Le Spiritisme étant le principal élément régénérateur, il importait que l’instrument fût prêt quand viendront ceux qui doivent s’en servir. C’est le travail qui s’accomplit en ce moment, et qui les précède de peu ; mais il faut auparavant que la herse ait passé sur la terre pour la purger des herbes parasites qui étoufferaient le bon grain.

C’est le vingtième siècle surtout qui verra fleurir les grands apôtres du Spiritisme, et qui pourra être appelé le siècle des messies.
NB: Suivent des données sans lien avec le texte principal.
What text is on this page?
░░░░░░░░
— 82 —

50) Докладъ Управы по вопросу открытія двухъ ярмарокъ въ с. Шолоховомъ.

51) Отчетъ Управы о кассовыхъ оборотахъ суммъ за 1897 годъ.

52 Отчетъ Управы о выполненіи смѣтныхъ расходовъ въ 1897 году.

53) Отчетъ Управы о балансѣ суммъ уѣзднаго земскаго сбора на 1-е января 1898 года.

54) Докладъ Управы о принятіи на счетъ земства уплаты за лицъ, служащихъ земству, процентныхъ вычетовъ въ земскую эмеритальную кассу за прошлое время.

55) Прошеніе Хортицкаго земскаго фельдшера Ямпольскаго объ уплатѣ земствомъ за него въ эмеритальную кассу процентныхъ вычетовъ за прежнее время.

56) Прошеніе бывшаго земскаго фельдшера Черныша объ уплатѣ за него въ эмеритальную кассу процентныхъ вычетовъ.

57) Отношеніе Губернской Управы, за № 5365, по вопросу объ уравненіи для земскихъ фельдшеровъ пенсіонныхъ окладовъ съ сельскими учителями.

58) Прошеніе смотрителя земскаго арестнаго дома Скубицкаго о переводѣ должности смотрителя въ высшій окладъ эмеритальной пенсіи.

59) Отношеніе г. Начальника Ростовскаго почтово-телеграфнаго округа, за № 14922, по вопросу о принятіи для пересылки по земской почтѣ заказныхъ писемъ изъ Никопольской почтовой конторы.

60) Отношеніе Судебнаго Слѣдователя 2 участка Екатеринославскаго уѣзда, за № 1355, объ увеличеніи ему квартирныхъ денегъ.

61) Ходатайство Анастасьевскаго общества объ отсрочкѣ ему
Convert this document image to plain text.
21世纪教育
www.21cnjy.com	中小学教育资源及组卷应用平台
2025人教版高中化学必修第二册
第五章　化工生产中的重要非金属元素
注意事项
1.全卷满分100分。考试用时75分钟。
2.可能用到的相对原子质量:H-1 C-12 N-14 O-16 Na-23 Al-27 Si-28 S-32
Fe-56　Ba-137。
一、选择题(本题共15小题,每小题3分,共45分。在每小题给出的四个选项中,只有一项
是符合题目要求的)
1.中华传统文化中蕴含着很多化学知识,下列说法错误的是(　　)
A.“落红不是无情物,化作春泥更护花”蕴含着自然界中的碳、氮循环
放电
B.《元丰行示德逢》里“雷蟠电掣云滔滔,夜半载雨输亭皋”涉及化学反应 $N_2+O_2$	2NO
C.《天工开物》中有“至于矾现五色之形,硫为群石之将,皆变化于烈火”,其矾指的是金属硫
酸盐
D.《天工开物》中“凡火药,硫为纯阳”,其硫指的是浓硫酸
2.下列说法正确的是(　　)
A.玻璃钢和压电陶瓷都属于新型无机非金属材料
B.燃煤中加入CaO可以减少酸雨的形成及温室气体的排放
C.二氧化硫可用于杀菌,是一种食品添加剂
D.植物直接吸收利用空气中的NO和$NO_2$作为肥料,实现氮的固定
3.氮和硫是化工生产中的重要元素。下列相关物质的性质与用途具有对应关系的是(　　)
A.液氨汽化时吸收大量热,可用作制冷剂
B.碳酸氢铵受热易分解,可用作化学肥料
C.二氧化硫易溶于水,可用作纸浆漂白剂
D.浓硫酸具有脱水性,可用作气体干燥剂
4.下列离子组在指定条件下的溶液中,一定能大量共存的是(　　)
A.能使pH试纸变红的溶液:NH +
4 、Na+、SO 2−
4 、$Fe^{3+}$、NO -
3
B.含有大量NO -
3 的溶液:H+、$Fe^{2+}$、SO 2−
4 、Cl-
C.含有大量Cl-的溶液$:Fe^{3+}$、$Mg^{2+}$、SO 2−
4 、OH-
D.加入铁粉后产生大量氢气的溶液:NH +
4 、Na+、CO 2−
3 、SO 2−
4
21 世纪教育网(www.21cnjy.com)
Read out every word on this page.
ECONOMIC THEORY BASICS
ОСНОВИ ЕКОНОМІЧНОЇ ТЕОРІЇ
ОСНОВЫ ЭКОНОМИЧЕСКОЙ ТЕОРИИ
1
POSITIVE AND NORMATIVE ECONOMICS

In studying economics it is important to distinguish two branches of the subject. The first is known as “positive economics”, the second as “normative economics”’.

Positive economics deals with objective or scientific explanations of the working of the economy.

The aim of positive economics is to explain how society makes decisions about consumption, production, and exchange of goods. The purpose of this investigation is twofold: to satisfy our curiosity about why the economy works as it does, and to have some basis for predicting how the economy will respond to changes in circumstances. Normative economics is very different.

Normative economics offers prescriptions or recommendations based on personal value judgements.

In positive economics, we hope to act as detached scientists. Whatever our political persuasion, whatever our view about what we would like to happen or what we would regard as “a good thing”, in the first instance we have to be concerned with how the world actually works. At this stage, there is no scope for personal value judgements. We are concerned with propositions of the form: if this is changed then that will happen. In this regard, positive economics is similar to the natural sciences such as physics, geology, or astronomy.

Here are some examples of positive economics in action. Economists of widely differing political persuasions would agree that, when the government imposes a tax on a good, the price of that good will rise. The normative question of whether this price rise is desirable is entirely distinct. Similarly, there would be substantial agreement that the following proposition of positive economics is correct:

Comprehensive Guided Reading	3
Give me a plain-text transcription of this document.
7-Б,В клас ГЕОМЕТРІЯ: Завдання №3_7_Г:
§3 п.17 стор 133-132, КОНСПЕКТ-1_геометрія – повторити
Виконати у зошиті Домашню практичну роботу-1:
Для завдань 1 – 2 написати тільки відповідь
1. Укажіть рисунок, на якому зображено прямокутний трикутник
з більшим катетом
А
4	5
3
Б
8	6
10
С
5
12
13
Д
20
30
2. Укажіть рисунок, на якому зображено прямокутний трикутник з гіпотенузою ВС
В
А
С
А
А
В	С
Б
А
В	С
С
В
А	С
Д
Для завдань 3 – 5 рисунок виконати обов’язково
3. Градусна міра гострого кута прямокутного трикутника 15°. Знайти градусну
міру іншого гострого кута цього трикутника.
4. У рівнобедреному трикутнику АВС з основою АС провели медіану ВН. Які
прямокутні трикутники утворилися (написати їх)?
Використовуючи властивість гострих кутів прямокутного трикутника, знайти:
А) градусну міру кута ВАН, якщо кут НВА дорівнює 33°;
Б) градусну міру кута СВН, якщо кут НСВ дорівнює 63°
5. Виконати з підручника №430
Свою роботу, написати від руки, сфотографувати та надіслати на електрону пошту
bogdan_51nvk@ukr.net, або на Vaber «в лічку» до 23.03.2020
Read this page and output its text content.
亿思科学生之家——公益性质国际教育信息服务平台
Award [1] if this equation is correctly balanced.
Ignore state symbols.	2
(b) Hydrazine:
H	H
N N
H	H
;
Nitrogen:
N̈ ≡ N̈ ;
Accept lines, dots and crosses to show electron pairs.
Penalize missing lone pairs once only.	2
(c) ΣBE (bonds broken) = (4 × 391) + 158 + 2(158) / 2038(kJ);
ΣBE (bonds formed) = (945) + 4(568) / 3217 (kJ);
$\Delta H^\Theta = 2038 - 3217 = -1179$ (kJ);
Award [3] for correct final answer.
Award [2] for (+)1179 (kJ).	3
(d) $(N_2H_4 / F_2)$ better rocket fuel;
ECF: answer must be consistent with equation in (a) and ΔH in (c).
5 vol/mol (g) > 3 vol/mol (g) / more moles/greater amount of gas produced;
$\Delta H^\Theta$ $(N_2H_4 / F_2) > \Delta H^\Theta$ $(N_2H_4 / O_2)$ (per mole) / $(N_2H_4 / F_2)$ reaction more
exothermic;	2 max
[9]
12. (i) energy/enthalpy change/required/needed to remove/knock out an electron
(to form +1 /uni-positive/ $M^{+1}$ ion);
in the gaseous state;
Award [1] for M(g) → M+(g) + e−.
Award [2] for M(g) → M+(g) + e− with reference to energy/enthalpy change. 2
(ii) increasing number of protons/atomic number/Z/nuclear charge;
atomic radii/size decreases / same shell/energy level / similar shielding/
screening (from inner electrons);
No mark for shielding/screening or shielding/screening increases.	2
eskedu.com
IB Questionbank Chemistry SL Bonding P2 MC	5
Alors l’ancienne génération aura disparu, et la nouvelle sera dans toute sa force ; l’humanité, remise de ses convulsions, formée d’éléments nouveaux ou régénérés, entrera définitivement et paisiblement dans la phase du progrès moral qui doit élever la terre dans la hiérarchie des mondes.  [Voir l’article Hier, aujourd’hui et demain.]